Re: Shrimp in deep water
I just set up for shrimping in Puget Sound. Interested in the Oregon possibilties, I looked up the regs. Oregon allows 25 lbs. I called a guy at ODFW who wrote the book on commercial shrimping and he offered little encouragement. The main shrimping off the coast of Oregon is a 2-3 day round trip and it is trawlers taking salad shrimp in 700' of water. He said the regs were in place just in case anyone found shrimp recreationally. He knew of no real success by recreational shrimpers because of the difficult accessability. If you've found shrimp off the Oregon Coast, I'd explore it. It would be a coup.

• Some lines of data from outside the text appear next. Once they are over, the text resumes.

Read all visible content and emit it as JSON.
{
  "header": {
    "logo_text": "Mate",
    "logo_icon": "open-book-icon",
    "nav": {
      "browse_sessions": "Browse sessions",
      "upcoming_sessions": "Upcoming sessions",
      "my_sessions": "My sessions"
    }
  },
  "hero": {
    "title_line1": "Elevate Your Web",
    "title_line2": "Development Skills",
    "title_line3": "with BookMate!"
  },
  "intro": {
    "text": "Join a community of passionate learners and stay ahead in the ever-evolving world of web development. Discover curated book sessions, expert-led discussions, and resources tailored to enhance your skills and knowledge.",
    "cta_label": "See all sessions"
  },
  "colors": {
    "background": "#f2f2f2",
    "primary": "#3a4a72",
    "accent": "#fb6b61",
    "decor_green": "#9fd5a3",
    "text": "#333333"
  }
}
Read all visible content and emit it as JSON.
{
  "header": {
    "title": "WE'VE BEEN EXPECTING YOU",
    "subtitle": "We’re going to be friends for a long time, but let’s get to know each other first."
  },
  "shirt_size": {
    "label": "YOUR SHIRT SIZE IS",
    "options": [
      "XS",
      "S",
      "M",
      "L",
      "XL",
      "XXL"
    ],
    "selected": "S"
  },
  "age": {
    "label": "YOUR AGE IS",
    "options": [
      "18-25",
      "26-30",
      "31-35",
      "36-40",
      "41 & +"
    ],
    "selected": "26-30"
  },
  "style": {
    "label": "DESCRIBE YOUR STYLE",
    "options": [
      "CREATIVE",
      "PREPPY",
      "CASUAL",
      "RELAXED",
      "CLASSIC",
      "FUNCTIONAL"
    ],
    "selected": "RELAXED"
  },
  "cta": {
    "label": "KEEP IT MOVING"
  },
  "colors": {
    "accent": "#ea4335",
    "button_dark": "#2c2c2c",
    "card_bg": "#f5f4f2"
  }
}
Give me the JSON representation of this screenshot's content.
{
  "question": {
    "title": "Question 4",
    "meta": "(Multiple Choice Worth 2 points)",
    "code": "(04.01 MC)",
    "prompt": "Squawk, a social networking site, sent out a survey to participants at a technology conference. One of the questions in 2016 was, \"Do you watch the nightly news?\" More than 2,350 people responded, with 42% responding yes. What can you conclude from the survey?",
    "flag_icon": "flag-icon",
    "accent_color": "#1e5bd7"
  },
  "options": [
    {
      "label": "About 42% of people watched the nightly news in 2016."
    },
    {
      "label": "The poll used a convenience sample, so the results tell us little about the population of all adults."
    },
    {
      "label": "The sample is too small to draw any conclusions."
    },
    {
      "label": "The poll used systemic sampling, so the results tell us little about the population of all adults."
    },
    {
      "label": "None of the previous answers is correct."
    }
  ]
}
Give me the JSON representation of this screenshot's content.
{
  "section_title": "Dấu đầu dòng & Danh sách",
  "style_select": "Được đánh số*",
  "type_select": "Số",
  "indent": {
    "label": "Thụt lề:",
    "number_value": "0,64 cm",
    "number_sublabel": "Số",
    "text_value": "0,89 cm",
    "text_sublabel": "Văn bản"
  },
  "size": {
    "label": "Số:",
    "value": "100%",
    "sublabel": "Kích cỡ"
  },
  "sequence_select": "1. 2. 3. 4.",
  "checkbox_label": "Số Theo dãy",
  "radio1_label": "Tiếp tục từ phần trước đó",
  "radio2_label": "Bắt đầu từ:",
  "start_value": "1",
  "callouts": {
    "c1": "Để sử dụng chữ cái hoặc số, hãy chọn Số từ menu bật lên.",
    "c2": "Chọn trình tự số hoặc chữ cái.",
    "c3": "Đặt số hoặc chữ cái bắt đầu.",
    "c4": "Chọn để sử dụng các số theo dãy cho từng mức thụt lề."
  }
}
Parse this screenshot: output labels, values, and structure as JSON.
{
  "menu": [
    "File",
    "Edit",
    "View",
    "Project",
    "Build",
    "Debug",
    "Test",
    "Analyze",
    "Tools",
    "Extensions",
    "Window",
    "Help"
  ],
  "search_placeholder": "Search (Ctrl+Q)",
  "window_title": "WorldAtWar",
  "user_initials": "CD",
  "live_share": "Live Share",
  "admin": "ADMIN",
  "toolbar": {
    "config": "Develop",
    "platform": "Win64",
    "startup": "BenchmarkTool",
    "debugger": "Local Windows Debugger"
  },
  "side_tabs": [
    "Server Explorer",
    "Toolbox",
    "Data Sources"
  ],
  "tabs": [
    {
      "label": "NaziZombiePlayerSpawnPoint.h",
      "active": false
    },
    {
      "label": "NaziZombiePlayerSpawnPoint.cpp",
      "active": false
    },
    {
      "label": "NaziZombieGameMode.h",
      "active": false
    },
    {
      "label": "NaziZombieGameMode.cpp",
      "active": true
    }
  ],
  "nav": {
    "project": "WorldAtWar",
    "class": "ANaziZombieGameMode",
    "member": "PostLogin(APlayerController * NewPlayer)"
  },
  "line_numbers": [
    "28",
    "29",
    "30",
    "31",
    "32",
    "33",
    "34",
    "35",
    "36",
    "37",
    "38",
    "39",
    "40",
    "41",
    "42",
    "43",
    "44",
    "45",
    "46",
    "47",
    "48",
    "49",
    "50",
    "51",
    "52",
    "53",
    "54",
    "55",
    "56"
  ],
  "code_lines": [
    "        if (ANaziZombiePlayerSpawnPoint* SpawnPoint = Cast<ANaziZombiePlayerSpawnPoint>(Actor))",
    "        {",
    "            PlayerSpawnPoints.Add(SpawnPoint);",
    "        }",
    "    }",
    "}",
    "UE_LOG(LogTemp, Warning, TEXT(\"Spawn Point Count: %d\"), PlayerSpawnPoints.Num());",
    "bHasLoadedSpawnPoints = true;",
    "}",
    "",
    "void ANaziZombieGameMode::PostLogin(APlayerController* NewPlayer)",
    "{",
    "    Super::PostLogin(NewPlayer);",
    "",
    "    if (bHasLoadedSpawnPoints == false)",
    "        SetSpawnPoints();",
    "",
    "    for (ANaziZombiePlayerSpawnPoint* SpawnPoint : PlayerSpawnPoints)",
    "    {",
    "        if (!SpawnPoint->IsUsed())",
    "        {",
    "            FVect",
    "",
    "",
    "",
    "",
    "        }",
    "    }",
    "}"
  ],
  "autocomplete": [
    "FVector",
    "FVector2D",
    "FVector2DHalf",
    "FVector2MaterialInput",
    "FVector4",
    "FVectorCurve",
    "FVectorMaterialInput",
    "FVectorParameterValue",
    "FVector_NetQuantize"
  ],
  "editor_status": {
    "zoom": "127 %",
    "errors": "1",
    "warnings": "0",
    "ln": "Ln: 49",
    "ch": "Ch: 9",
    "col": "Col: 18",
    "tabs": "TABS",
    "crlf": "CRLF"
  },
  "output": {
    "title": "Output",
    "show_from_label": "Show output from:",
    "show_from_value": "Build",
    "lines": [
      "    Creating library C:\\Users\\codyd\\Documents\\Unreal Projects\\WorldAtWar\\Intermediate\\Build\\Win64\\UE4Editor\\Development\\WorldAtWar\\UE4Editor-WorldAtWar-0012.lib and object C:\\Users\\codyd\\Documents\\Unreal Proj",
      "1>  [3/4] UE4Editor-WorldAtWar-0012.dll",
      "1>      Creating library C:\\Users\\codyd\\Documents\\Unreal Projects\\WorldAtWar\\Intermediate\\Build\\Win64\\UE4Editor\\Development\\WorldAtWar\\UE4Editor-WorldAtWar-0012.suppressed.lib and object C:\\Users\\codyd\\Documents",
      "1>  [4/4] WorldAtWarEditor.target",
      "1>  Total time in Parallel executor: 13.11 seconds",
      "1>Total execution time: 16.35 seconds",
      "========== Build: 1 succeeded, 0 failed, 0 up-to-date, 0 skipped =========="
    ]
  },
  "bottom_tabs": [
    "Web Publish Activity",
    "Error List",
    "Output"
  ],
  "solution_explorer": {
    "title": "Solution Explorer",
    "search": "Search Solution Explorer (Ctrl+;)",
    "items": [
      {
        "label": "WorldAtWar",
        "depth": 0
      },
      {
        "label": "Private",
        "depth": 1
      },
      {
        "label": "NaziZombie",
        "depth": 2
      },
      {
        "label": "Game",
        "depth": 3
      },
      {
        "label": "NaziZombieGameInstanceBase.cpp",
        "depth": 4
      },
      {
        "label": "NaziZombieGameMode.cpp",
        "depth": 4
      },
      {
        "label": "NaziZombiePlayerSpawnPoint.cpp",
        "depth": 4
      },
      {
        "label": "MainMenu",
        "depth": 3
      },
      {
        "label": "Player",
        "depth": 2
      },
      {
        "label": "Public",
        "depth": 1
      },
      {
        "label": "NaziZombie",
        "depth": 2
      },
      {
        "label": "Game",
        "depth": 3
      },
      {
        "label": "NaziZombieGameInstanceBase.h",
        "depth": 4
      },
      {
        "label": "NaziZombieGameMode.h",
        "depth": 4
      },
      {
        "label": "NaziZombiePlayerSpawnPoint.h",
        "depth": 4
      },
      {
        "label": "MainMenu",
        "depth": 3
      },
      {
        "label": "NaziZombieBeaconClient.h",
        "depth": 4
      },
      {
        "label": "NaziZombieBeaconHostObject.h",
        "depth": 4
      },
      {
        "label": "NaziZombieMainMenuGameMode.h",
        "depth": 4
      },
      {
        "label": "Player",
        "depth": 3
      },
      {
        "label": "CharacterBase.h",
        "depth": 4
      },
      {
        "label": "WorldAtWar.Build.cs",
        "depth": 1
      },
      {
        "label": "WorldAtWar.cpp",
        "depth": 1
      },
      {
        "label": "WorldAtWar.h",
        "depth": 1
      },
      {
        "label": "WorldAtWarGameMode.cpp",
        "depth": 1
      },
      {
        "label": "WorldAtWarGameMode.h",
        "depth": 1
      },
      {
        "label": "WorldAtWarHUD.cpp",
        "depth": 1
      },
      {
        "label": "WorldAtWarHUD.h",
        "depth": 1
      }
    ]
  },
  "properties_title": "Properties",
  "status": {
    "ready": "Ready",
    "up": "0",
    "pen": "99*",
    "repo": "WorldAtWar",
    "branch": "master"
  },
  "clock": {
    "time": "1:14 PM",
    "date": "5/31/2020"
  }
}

In Puget sound, the shrimp lay on the bottom during the day in 275-350' of water (its dark). During the night, they come up to about 150' and feed on plankton. Shrimping in Puget sound is for the prawn (12-16/lb) and it's done on the bottom just like crabs. I have a pot puller (See cushmanboats.com) that pulls 100 lbs at 130' per minute. The trick in pulling shrimp pots is that if you stop, the shrimp swim out. Pulling with an anchor puller is ok, but by the time you get back to the pot 400' away (or more), you've lost some of them. Pulling by hand is done, but for me it's out of the question.
I'm planning on the Puget Sound opener April 20. They just changed to regs to 80 shrimp per person. It works out to be about 6 lbs. Not too bad if you have a family of 5. A good weekend will yield our family about 60 lbs of prawns. They freeze well and it would last us a while.
I bought commercial style traps in BC for $30 each (they are twice that in Seattle). WDFW regs say you can only have 4 per boat in so they aren't all that expensive if you happen to be up there.